Yes!  That's what I said!  She took one look and assumed me to be a coloured!  I was taken aback, because I’m sorry but in the US you don’t refer to anyone as coloured because of the era that the word was tied too!!!!  A time where because of the color of your skin, you were treated very differently.  But many don’t agree, saying it’s a much more descriptive word and sounds better than referring to one as black.  Well to South Africans the word coloured means something totally different.....

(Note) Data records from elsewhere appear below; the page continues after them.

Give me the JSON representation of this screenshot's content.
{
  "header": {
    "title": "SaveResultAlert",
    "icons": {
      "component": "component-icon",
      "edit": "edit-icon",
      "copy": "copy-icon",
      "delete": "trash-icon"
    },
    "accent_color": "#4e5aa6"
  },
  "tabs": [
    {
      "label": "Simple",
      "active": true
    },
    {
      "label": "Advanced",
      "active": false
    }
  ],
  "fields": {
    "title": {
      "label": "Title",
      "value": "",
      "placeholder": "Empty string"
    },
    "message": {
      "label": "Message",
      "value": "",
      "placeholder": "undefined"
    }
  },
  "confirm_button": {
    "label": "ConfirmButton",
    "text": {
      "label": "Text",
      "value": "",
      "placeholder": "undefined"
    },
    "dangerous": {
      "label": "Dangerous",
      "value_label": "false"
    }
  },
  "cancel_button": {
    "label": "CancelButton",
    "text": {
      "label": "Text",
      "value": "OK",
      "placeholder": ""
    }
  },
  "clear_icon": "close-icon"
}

Coloured,  Well actually in South Africa it is spelled Coloured.  Coloured represents one of the four racial categories in which one could classify themselves in South Africa.  Coloured, Black African, White or Indian.  According to the 2010 census, Coloureds only make up 9% of the population while Bantu make up 79%.  Confused??????   During the apartheid era, in order to keep divisions and maintain a race-focused society, the government used the term Coloured to describe one of the four main racial groups identified by law: (All four terms were capitalised in apartheid-era law.) Well Coloureds here in South Africa refers to fair-skinned heterogeneous ethnic group who possess ancestry from Europe, various Khoisan and Bantu tribes of Southern Africa, West Africa, Indonesia, Madagascar, Malaya, India, Mozambique, Mauritius, and Saint Helena

Bantu, also known as Black African, is used as a general label for 300-600 ethnic groups in Africa who speak Bantu languages, distributed from Cameroon east across Central Africa and Eastern Africa to Southern Africa. There are about 250 Bantu languages by the criterion of mutual intelligibility, though the distinction between language and dialect is often unclear, and Ethnologue counts 535 languages.
The Bantu family is fragmented into hundreds of individual groups, none of them larger than a few million people (the largest being the Zulu with some 10 million). The Bantu language Swahili with its 5-10 million native speakers is of super-regional importance as tens of millions fluently command it as a second language.

And just like the US, South Africa is pretty segregated.  One area full of coloureds, another area full of blacks and this area holds majority of the whites.  Times have changed, but what about the people?